1863 – Boyish twenty-three-year-old Nevil Stent, former pupil of James Moriarty, rocks the world of astronomy with his paper ‘Diffractive Properties of an Object-Glass with Circular Aperture’. Not a good title, to my mind – which runs more to the likes of
Heavy Game of the Western Himalayas
or
My Nine Nights in a Harem
(both, as it happens, written by me – good luck finding the latter: most of the run was burned by order of the crown court and the few extant volumes tend to be found in the collection of the judge who made the ruling).
1869 – Stent appointed to the Lucasian Chair of Mathematics at Cambridge University, succeeding brainboxes like Isaac Newton, Thomas Turton and Charles Babbage.
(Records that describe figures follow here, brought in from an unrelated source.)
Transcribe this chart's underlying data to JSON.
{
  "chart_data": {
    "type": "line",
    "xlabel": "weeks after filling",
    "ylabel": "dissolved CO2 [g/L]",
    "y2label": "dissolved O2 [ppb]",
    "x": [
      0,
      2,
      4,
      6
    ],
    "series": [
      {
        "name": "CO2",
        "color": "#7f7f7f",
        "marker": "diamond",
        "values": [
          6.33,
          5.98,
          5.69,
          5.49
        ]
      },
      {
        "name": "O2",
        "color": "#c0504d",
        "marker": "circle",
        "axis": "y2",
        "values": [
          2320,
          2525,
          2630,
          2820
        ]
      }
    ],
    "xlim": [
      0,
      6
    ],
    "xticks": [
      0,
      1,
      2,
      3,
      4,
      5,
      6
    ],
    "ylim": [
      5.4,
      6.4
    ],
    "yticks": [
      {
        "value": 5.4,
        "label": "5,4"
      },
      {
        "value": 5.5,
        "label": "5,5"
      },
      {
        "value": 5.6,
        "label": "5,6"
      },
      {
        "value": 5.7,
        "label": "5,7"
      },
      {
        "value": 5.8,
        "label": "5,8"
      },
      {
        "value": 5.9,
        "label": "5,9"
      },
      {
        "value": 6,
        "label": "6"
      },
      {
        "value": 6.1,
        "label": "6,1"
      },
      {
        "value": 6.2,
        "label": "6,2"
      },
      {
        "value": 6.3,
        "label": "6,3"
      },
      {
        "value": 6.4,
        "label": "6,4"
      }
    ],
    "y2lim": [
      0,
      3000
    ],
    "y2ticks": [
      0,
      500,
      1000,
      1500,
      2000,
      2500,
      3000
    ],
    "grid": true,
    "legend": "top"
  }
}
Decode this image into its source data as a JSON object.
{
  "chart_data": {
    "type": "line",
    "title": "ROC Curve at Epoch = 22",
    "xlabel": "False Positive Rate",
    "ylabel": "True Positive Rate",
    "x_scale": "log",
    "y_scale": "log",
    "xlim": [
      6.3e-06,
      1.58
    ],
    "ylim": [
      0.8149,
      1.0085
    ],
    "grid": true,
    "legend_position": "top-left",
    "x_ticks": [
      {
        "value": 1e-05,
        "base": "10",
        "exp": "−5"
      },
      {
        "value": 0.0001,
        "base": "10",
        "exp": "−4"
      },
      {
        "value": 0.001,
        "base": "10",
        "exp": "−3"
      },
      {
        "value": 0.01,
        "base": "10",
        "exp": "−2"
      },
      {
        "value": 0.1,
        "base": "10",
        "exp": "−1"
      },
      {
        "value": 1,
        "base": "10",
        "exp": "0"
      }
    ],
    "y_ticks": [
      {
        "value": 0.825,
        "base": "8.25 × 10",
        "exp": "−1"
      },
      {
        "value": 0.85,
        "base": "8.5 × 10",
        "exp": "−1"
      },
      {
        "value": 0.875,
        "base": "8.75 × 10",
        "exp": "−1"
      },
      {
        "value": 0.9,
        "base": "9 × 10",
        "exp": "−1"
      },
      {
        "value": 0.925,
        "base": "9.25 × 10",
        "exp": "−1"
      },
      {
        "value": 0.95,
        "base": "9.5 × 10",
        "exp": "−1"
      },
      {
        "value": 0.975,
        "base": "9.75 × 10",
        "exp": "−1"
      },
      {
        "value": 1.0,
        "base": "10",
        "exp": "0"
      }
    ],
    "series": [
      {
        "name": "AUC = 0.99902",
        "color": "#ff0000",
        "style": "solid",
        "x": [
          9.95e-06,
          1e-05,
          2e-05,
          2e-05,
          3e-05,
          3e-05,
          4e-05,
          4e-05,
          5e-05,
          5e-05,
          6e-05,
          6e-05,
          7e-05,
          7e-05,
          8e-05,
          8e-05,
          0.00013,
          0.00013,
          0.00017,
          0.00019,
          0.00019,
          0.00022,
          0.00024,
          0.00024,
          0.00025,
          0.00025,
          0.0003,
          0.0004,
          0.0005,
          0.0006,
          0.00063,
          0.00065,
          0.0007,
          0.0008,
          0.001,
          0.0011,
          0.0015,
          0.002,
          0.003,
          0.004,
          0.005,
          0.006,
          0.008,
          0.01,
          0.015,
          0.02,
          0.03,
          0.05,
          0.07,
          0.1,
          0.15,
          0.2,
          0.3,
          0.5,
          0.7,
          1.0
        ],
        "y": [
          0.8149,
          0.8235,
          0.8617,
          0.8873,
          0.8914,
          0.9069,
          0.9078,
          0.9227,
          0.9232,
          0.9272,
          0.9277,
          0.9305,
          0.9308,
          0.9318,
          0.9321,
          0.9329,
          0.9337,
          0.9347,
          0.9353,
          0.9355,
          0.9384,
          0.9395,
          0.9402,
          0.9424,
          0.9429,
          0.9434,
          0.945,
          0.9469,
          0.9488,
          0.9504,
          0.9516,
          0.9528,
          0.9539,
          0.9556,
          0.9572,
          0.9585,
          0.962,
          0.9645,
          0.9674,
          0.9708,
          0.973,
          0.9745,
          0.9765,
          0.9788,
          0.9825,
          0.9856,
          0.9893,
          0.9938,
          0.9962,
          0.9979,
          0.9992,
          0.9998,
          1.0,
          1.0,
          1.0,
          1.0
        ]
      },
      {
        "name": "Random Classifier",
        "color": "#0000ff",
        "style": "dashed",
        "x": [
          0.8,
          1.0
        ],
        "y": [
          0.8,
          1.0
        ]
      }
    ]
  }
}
Look ’em up – all gems, so I’m told. If said chair were a literal piece of furniture, it would be hand-carved by Chippendale and covered in a three-inch layer of gold flake. The Lucasian Professorship comes complete with loads of wonga, a free house, all the bowing and scraping students you can eat and high tea with the dean’s sister every Thursday. Stent barely warms the Lucasian with his bottom before skipping on to occupy an even more exalted seat, the Plumian Chair of Astronomy and Experimental Philosophy. It’s only officially a chair – everyone in Cambridge calls it the Plumian
Throne.
1872 –The book-length expansion of ‘Diffractive Properties’ lands Stent the Copley Medal of the Royal Society. This is like the VC of science. Wear that little ribbon and lesser astronomers swallow their chalk with envy when you walk by.
1873 – Stent publishes again!
On an Inequality of Long Period in the Motions of the Earth and Venus
so radically revises the Solar Tables set out a generation earlier by Jean Baptiste Joseph Delambre that the Delambre Formulae are tossed into the bin and replaced by the Stent Formulae. JB is dead or Moriarty would have had to queue up behind him for the job of Nev’s arch-enemy, methinks.